RE - 37523 - Sessão: 05/10/2018 às 16:00

Senhor Presidente, eminentes colegas.

Trata-se de Ação de Investigação Judicial Eleitoral, fundada em abuso de poder, na qual se pretende a condenação dos representados nas penas do art. 22, inc. XIV, da LC n. 64/90. Narra a inicial que terceiro não representado, Liomar Borges dos Santos, compareceu a um local em que residem cerca de 100 famílias de baixa renda e realizou discurso eleitoral em benefício dos candidatos à majoritária.

O nobre relator, seguindo parecer ministerial, votou pela manutenção da sentença que reconheceu ter havido decadência da ação porque foi promovida sem a inclusão de Liomar Borges no polo passivo da demanda, na condição de litisconsorte passivo necessário, de acordo com a orientação jurisprudencial dominante.
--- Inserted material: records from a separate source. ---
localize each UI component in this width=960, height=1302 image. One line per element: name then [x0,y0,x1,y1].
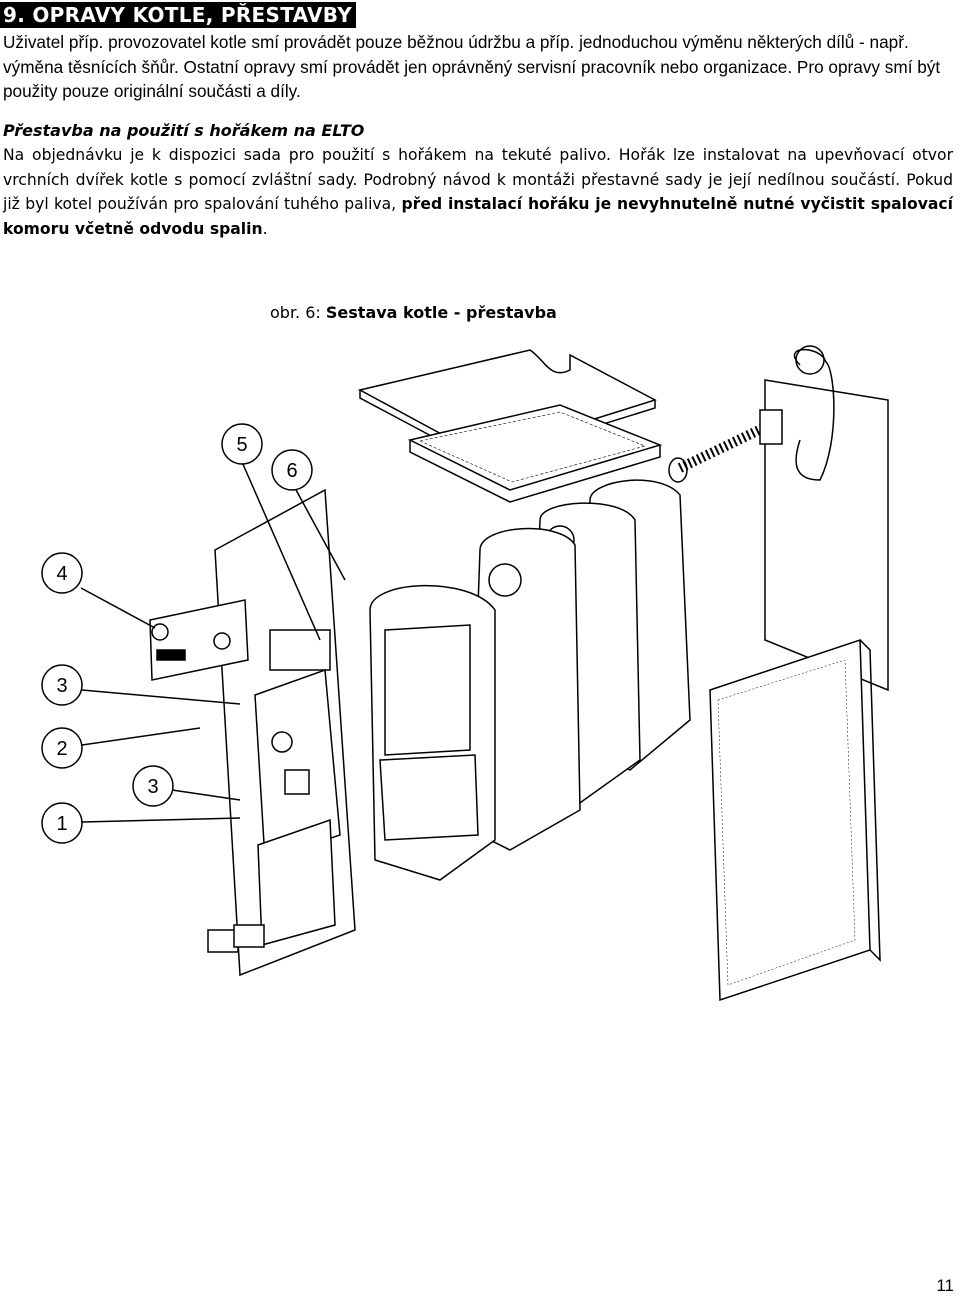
conversion-text: Na objednávku je k dispozici sada pro po… [3,146,953,213]
rear-panel [764,345,889,692]
insulation-mat [407,404,663,503]
callout-3-upper: 3 [41,664,241,706]
conversion-warning: před instalací hořáku je nevyhnutelně nu… [3,195,953,238]
maintenance-paragraph: Uživatel příp. provozovatel kotle smí pr… [3,32,941,101]
figure-caption-prefix: obr. 6: [270,303,326,322]
callout-1: 1 [41,802,241,844]
page-number: 11 [936,1276,954,1295]
callout-label: 5 [236,434,247,456]
control-panel [149,599,249,681]
callout-label: 1 [56,813,67,835]
callout-label: 4 [56,563,67,585]
callout-label: 6 [286,460,297,482]
lower-door [257,818,336,946]
figure-caption-title: Sestava kotle - přestavba [325,303,557,322]
callout-label: 2 [56,738,67,760]
seal-blocks [207,924,265,953]
conversion-subheading: Přestavba na použití s hořákem na ELTO [3,121,365,140]
callout-5: 5 [221,423,321,641]
callout-4: 4 [41,552,156,629]
boiler-exploded-diagram: 5 6 4 3 2 3 1 [41,345,889,1002]
side-panel [709,638,881,1002]
section-heading: 9. OPRAVY KOTLE, PŘESTAVBY [0,2,357,28]
ash-door [254,668,341,862]
figure-caption: obr. 6: Sestava kotle - přestavba [270,303,557,322]
flue-spring [668,409,783,483]
callout-3-lower: 3 [132,765,241,807]
callout-label: 3 [147,776,158,798]
callout-6: 6 [271,449,346,581]
boiler-section-front [369,584,496,881]
conversion-paragraph: Na objednávku je k dispozici sada pro po… [3,143,953,241]
conversion-text-end: . [262,219,268,238]
boiler-section-2 [469,527,581,851]
callout-2: 2 [41,727,201,769]
callout-label: 3 [56,675,67,697]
Pedi vista dos autos, pois inúmeras questões me intrigavam: a caracterização do litisconsórcio passivo necessário; a extinção da ação com resolução de mérito (decadência) em razão de irregularidade de natureza processual; e a possibilidade de ser extinto o feito sem que a parte fosse instada a corrigir a falha, como é a determinação adotada pelo novo CPC.

O litisconsórcio passivo necessário caracteriza-se ou por uma imposição legal ou pela natureza unitária da relação jurídica material. Nesse sentido é a lição de Ovídio Baptista da Silva:

Devemos, portanto, conceituar o litisconsórcio necessário como aquele obrigatoriamente formado, seja porque alguma disposição de lei assim o imponha, seja porque a natureza da relação de direito material torne impossível o tratamento da situação litigiosa sem a presença de todos os interessados no processo, formando litisconsórcio, caso em que ele se torna indispensável (Curso de Processo Civil, vol 1, 7ªed., 2005, p. 247).

Todavia, sem que haja previsão legal exigindo o litisconsórcio e sem que a solução do caso deva ser resolvida de forma idêntica para os representados – que recebem penas individualmente –, o egrégio Tribunal Superior Eleitoral passou a exigir a formação de litisconsórcio passivo necessário, nas ações fundadas em condutas vedadas aos agentes públicos, entre o agente público responsável pela ação ilícita e o candidato beneficiado por esse ato. Entendeu aquela egrégia Corte que, nesses casos, o agente público deveria integrar a lide, pois (a) estava sujeito a sanções legais, como multa, (b) somente ele poderia cumprir eventual ordem de suspensão das condutas vedadas, (c) apenas o responsável poderia defender a licitude do ato.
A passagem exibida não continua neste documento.